Karar düzeltilmesine konu olayda . Genel Müdürlüğünde Daire Başkanı kadrosunda bulunanlara 375 sayılı Kanun Hükmünde Kararname'ye ekli (II) sayılı Cetvelin (8) inci sırasında yer alan daire başkanları yerine (7) nci sırasında sayılan müstakil daire başkanları için öngörülen ücret ve tazminatların ödendiği gerekçesiyle tazmin hükmü verilmiş, söz konusu tazmin hükmü Temyiz Kurulu tarafından tasdik edilmiştir.

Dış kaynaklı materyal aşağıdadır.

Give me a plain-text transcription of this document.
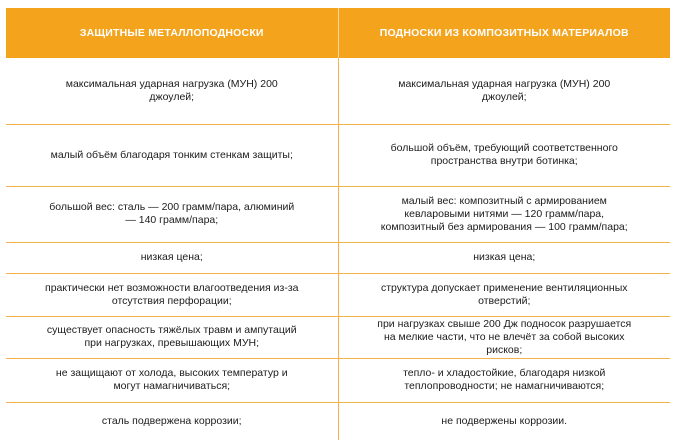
ЗАЩИТНЫЕ МЕТАЛЛОПОДНОСКИ	ПОДНОСКИ ИЗ КОМПОЗИТНЫХ МАТЕРИАЛОВ
максимальная ударная нагрузка (МУН) 200 джоулей;	максимальная ударная нагрузка (МУН) 200 джоулей;
малый объём благодаря тонким стенкам защиты;	большой объём, требующий соответственного пространства внутри ботинка;
большой вес: сталь — 200 грамм/пара, алюминий — 140 грамм/пара;	малый вес: композитный с армированием кевларовыми нитями — 120 грамм/пара, композитный без армирования — 100 грамм/пара;
низкая цена;	низкая цена;
практически нет возможности влагоотведения из-за отсутствия перфорации;	структура допускает применение вентиляционных отверстий;
существует опасность тяжёлых травм и ампутаций при нагрузках, превышающих МУН;	при нагрузках свыше 200 Дж подносок разрушается на мелкие части, что не влечёт за собой высоких рисков;
не защищают от холода, высоких температур и могут намагничиваться;	тепло- и хладостойкие, благодаря низкой теплопроводности; не намагничиваются;
сталь подвержена коррозии;	не подвержены коррозии.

Sorumlular karar düzeltilmesine ilişkin dilekçelerinde özetle;

Sayıştay ... Dairesinin 2019 yılı Hesabı ile ilgili olarak bu kez lehlerine karar verdiğini, . Daire Başkanlarının müstakil daire başkanı olduğunu, yetkili kamu idaresinden (DPB) alınan görüş üzerine maaş ödendiğini, Muhasebat Genel Müdürlüğünün kendilerini uyarmadığını, bu nedenle kendilerine kusur izafe etmenin mümkün olmadığını, kusur yoksa sorumluluk da olmayacağını ifade etmişlerdir.

Konuyla ilgili 2019 yılında verilen Daire Kararında; söz konusu daire başkanlıklarının müstakil daire başkanlığı olarak kurulduğunu kabul etme imkanı bulunmadığı, bu nedenle . Genel Müdürlüğü bünyesindeki daire başkanlarına müstakil daire başkanlarına ödenmesi öngörülen ücret ve tazminatların ödenmesinin 375 sayılı Kanun Hükmünde Kararname hükümlerine aykırı olduğu, ancak söz konusu ödemelerin Devlet Personel Başkanlığınca 20.06.2014 tarihinde verilen görüş doğrultusunda yapıldığı, bir kamu zararından söz edebilmek için kamu görevlilerinin kasıt, kusur veya ihmallerinden kaynaklanan mevzuata aykırı karar, işlem veya eylemleri sonucunda kamu kaynağında eksilmeye neden olunması ve mevzuata aykırı karar, işlem veya eylemleri ile sorumlular arasında illiyet bağı kurulması gerektiği, ancak ilgililerin bir kamu zararına sebep olmamak için gerekli girişimde bulundukları ve aldıkları görüş doğrultusunda işlem yaptıkları göz önünde bulundurulduğunda, yapılan ödeme nedeniyle sorumluların kasıt, kusur veya ihmallerinden söz edilemeyeceği gibi yapılan işlemle sorumlular arasında illiyet bağı da kurulamayacağı, . Genel Müdürlüğü bünyesindeki daire başkanlarına müstakil daire başkanları için öngörülen zam ve tazminatların ödenmesi nedeniyle kamu zararı oluşmuşsa da yapılan işlemin yetkili bir kamu idaresinin bu konudaki tespit ve değerlendirmesine istinaden yapıldığı anlaşıldığından ödemeyi gerçekleştirenlere sorumluluk atfedilmesine imkan bulunmadığı, ifade edilerek sorguda kamu zararı olarak hesaplanan tutar için bu aşamada ilişilecek husus bulunmadığına hükmedildiği görülmektedir.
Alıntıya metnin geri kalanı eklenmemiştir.